Kadınların arzularını etkileyen 12 temel problem bulunduğunu belirten Uzman Klinik Psikolog ve Hipnoz Uzmanı Mehmet Başkak, bunların en yaygın olanları hakkında şu bilgileri veriyor.
Kendinizi stresli mi hissediyorsunuz?
Gergin olduğunuzda cinsel ilişkiye giremiyorsanız, merak edecek bir şey yok. Stres seviyenizi daha iyi yönettikçe, tüm şikayetleriniz giderek azalacak hatta sihirli bir şekilde ortadan kaybolacaktır. Stresi azaltma yöntemi olarak dahi cinselliği yaşamak mümkün… Hipnozla rahatlamayı öğrendikçe libidonuz da artacaktır.
Basit bir yorgunluk mu yoksa tamamen tükendiniz mi?
Yapacak çok mu işiniz var? Sürekli yoğunluk ve koşuşturma içinde bitkin mi düşüyorsunuz? Sıkıntılar üst üste mi geliyor? Çocukların derdinden akşam uzanır uzanmaz uyuyor musunuz? Bütün bunlar kadınların ruhen çökkün ve yorgun hissetmelerine yol açar ve hazza dayalı gündem bilinçaltında derinlerde kaybolur gider.
Kadınlardaki isteksizlik, düşük lbido, genellikle Tükenmişlik Sendromu ile ilişkilidir.
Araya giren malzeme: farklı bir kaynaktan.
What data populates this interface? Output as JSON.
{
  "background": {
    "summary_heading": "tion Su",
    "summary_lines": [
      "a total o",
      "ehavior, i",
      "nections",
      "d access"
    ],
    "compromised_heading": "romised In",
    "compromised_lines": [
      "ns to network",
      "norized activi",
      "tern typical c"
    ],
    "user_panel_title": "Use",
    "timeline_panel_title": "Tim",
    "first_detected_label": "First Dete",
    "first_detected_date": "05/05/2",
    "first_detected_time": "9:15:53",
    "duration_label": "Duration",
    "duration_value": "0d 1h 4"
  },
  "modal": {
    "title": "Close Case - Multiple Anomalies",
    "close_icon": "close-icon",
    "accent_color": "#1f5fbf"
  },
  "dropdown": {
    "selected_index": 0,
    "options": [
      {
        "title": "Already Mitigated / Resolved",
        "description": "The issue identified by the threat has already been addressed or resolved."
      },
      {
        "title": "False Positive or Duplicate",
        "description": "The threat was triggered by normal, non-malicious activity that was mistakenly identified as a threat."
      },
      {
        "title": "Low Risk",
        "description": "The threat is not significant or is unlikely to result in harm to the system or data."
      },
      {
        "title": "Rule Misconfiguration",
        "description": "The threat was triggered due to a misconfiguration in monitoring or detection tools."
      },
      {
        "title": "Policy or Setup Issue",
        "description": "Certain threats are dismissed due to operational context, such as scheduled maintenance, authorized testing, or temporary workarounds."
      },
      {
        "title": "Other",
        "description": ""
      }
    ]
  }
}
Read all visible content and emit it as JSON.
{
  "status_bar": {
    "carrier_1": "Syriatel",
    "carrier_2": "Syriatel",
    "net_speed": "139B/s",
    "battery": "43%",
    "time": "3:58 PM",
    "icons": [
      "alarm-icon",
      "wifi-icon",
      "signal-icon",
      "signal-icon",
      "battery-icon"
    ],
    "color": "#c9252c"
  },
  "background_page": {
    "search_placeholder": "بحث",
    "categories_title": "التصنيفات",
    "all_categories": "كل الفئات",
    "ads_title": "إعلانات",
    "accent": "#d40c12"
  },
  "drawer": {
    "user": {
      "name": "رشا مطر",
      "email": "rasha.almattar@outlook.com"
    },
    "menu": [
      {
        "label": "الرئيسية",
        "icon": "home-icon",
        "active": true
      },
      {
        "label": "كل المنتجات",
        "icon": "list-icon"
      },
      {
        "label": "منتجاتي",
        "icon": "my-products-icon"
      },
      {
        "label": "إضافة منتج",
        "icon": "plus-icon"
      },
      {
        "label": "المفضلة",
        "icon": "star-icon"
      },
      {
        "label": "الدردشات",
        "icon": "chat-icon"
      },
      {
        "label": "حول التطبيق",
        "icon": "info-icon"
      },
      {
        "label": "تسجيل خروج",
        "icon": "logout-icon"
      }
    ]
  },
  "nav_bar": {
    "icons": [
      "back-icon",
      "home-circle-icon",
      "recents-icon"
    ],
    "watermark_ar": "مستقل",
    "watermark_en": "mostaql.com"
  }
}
Bütün bu tükenmişlik duygularıyla hazza kendini tamamen kapatmış olma sıkıntısı hipnotik terapi sürecinde düzenlenerek, dişil enerjinizi canlandırabilir ve yaşama sevincinizi hipnoterapi ile artırabilirsiniz.
Cinsel tacize uğradınız mı?
Çocukken ya da yetişkin olarak hiç tacize uğradınız mı? Ya da hala üstesinden gelemediğiniz başka bir travma yaşadınız mı?
Kafanızın içindeki travma ile yaşamak zorunda değilsiniz. Size onu hatırlatan şeyleri uzaklaştırmaya çalışmak zorundasınız. Hipnoz, travmayı geçmişte bırakarak hayatınızı ileri doğru taşıma konusunda size gerçekten yardımcı olunabilir.
Utangaç mısınız?
Sadece utangaçlığınızı yenmekle bile, daha fazla kadın libidosu güçlendiriciye ihtiyaç duymadan libidonuzu artırabilirsiniz.
Kendinizi beğenmiyorsanız, Kendine Güveni Artırmak konulu hipnoz desteği alabilir ve bedeninizin fark etmediğiniz güzel özeliklerini keşfedebilirsiniz.
Mutsuzsanız zevk almazsınız
İlişkinizde mutsuzsanız, eşinizle devam eden sorunlar varsa, cinsel ilişkide bulunmaktan zevk almanız çok da mümkün olmayacaktır. Bu durumda kadın libidosunu güçlendirmek için gösterilen her tür çaba enerji kaybı olacaktır.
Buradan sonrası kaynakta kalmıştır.